Minimal symmetric Darlington synthesis

TL;DR

This paper addresses the minimal symmetric Darlington synthesis problem for rational symmetric Schur functions, providing a characterization of minimal extensions and their degrees, motivated by applications in Surface Acoustic Wave filters.

Contribution

It introduces a method to determine the minimal McMillan degree of symmetric extensions under specific constraints, with a constructive approach based on symmetric realizations and spectral factorization.

Findings

Minimal McMillan degree is given by zeros of odd multiplicity of I-SS*

Provides a constructive characterization of all minimal extensions

Applicable to Surface Acoustic Wave filter design

Abstract

We consider the symmetric Darlington synthesis of a p x p rational symmetric Schur function S with the constraint that the extension is of size 2p x 2p.
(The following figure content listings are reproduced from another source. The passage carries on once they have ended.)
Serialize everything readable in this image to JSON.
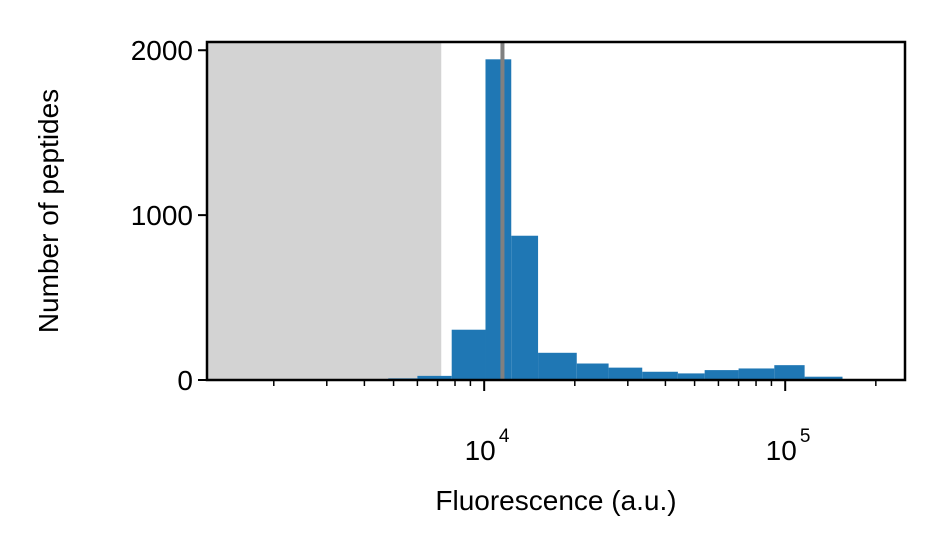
{
  "chart_data": {
    "type": "bar",
    "title": "",
    "xlabel": "Fluorescence (a.u.)",
    "ylabel": "Number of peptides",
    "x_scale": "log",
    "xlim": [
      1200,
      250000
    ],
    "ylim": [
      0,
      2050
    ],
    "grid": false,
    "colors": {
      "bars": "#1f77b4",
      "shaded_region": "#d3d3d3",
      "threshold_line": "#808080"
    },
    "shaded_region": {
      "x_start": 1200,
      "x_end": 7200
    },
    "threshold_line": {
      "x": 11500
    },
    "y_ticks": [
      {
        "value": 0,
        "label": "0"
      },
      {
        "value": 1000,
        "label": "1000"
      },
      {
        "value": 2000,
        "label": "2000"
      }
    ],
    "x_major_ticks": [
      {
        "value": 10000,
        "base": "10",
        "exp": "4"
      },
      {
        "value": 100000,
        "base": "10",
        "exp": "5"
      }
    ],
    "bins": [
      {
        "x0": 4800,
        "x1": 6000,
        "count": 10
      },
      {
        "x0": 6000,
        "x1": 7800,
        "count": 25
      },
      {
        "x0": 7800,
        "x1": 10100,
        "count": 305
      },
      {
        "x0": 10100,
        "x1": 12300,
        "count": 1945
      },
      {
        "x0": 12300,
        "x1": 15100,
        "count": 875
      },
      {
        "x0": 15100,
        "x1": 20300,
        "count": 165
      },
      {
        "x0": 20300,
        "x1": 25900,
        "count": 100
      },
      {
        "x0": 25900,
        "x1": 33500,
        "count": 75
      },
      {
        "x0": 33500,
        "x1": 44000,
        "count": 50
      },
      {
        "x0": 44000,
        "x1": 54000,
        "count": 40
      },
      {
        "x0": 54000,
        "x1": 70000,
        "count": 60
      },
      {
        "x0": 70000,
        "x1": 92000,
        "count": 70
      },
      {
        "x0": 92000,
        "x1": 116000,
        "count": 90
      },
      {
        "x0": 116000,
        "x1": 155000,
        "count": 20
      },
      {
        "x0": 155000,
        "x1": 210000,
        "count": 5
      }
    ]
  }
}
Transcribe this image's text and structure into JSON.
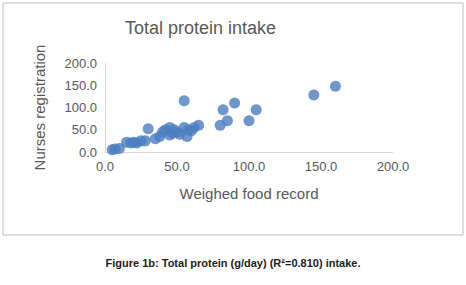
{
  "chart_data": {
    "type": "scatter",
    "title": "Total protein intake",
    "x_label": "Weighed food record",
    "y_label": "Nurses registration",
    "caption": {
      "label": "Figure 1b:",
      "text": "Total protein (g/day) (R²=0.810) intake."
    },
    "x": [
      5,
      7,
      10,
      15,
      18,
      20,
      22,
      25,
      28,
      30,
      35,
      38,
      40,
      42,
      45,
      45,
      47,
      48,
      50,
      52,
      55,
      55,
      57,
      58,
      60,
      62,
      65,
      80,
      82,
      85,
      90,
      100,
      105,
      145,
      160
    ],
    "values": [
      5,
      7,
      8,
      22,
      20,
      22,
      20,
      25,
      25,
      52,
      30,
      35,
      45,
      50,
      55,
      38,
      42,
      50,
      45,
      40,
      55,
      115,
      35,
      50,
      48,
      55,
      60,
      60,
      95,
      70,
      110,
      70,
      95,
      128,
      148
    ],
    "color": "#4a7ebf",
    "marker": "circle",
    "xlim": [
      0,
      200
    ],
    "ylim": [
      0,
      200
    ],
    "xticks": [
      {
        "value": 0,
        "label": "0.0"
      },
      {
        "value": 50,
        "label": "50.0"
      },
      {
        "value": 100,
        "label": "100.0"
      },
      {
        "value": 150,
        "label": "150.0"
      },
      {
        "value": 200,
        "label": "200.0"
      }
    ],
    "yticks": [
      {
        "value": 0,
        "label": "0.0"
      },
      {
        "value": 50,
        "label": "50.0"
      },
      {
        "value": 100,
        "label": "100.0"
      },
      {
        "value": 150,
        "label": "150.0"
      },
      {
        "value": 200,
        "label": "200.0"
      }
    ],
    "grid": false
  }
}
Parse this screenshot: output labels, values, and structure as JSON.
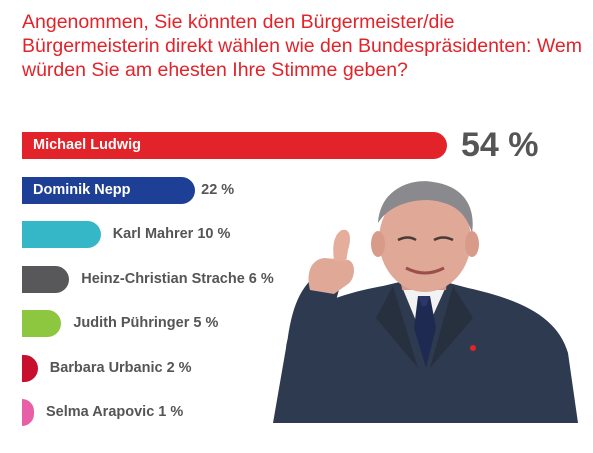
{
  "question": "Angenommen, Sie könnten den Bürgermeister/die Bürgermeisterin direkt wählen wie den Bundespräsidenten: Wem würden Sie am ehesten Ihre Stimme geben?",
  "chart_data": {
    "type": "bar",
    "orientation": "horizontal",
    "title": "Angenommen, Sie könnten den Bürgermeister/die Bürgermeisterin direkt wählen wie den Bundespräsidenten: Wem würden Sie am ehesten Ihre Stimme geben?",
    "categories": [
      "Michael Ludwig",
      "Dominik Nepp",
      "Karl Mahrer",
      "Heinz-Christian Strache",
      "Judith Pühringer",
      "Barbara Urbanic",
      "Selma Arapovic"
    ],
    "values": [
      54,
      22,
      10,
      6,
      5,
      2,
      1
    ],
    "value_labels": [
      "54 %",
      "22 %",
      "10 %",
      "6 %",
      "5 %",
      "2 %",
      "1 %"
    ],
    "colors": [
      "#e2232a",
      "#1d3f95",
      "#36b7c8",
      "#58585a",
      "#8dc63f",
      "#c8102e",
      "#e65fa7"
    ],
    "xlim": [
      0,
      54
    ],
    "grid": false,
    "legend": "none"
  },
  "photo": {
    "description_icon": "person-thumbs-up-photo",
    "tie_color": "#23305a",
    "suit_color": "#2d3747"
  }
}
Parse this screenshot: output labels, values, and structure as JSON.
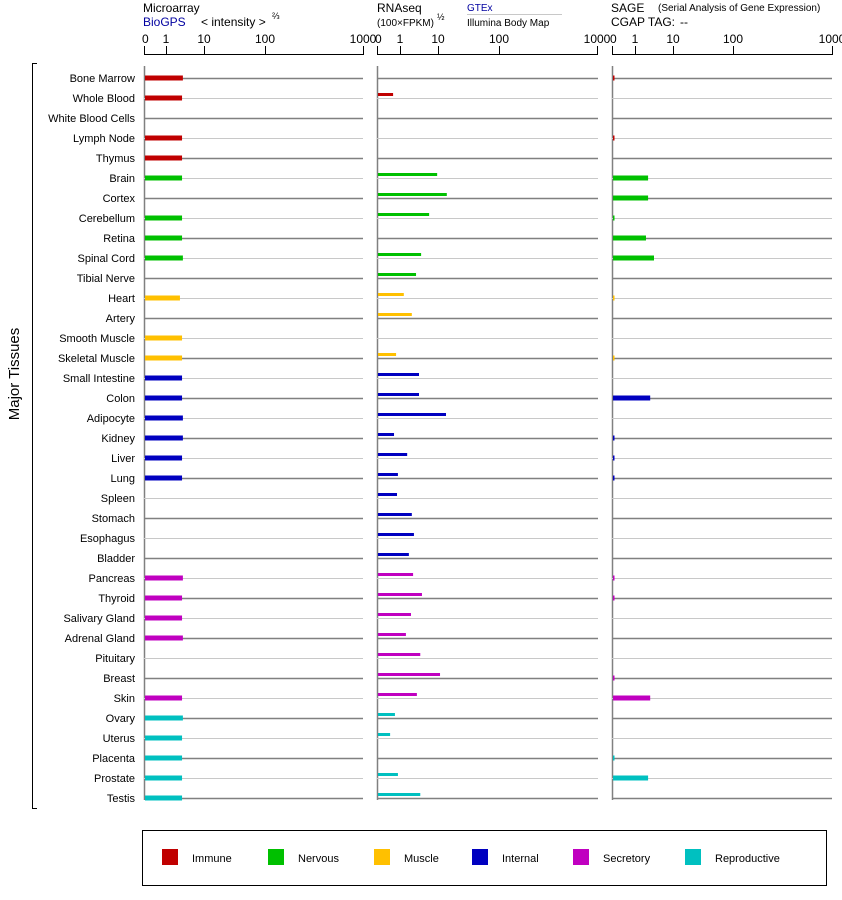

Under the assumption that S is strictly contractive in at least one point of the imaginary axis, we determine the minimal McMillan degree of the extension. In particular, we show that it is generically given by the number of zeros of odd multiplicity of I-SS*. A constructive characterization of all such extensions is provided in terms of a symmetric realization of S and of the outer spectral factor of I-SS*. The authors's motivation for the problem stems from Surface Acoustic Wave filters where physical constraints on the electro-acoustic scattering matrix naturally raise this mathematical issue.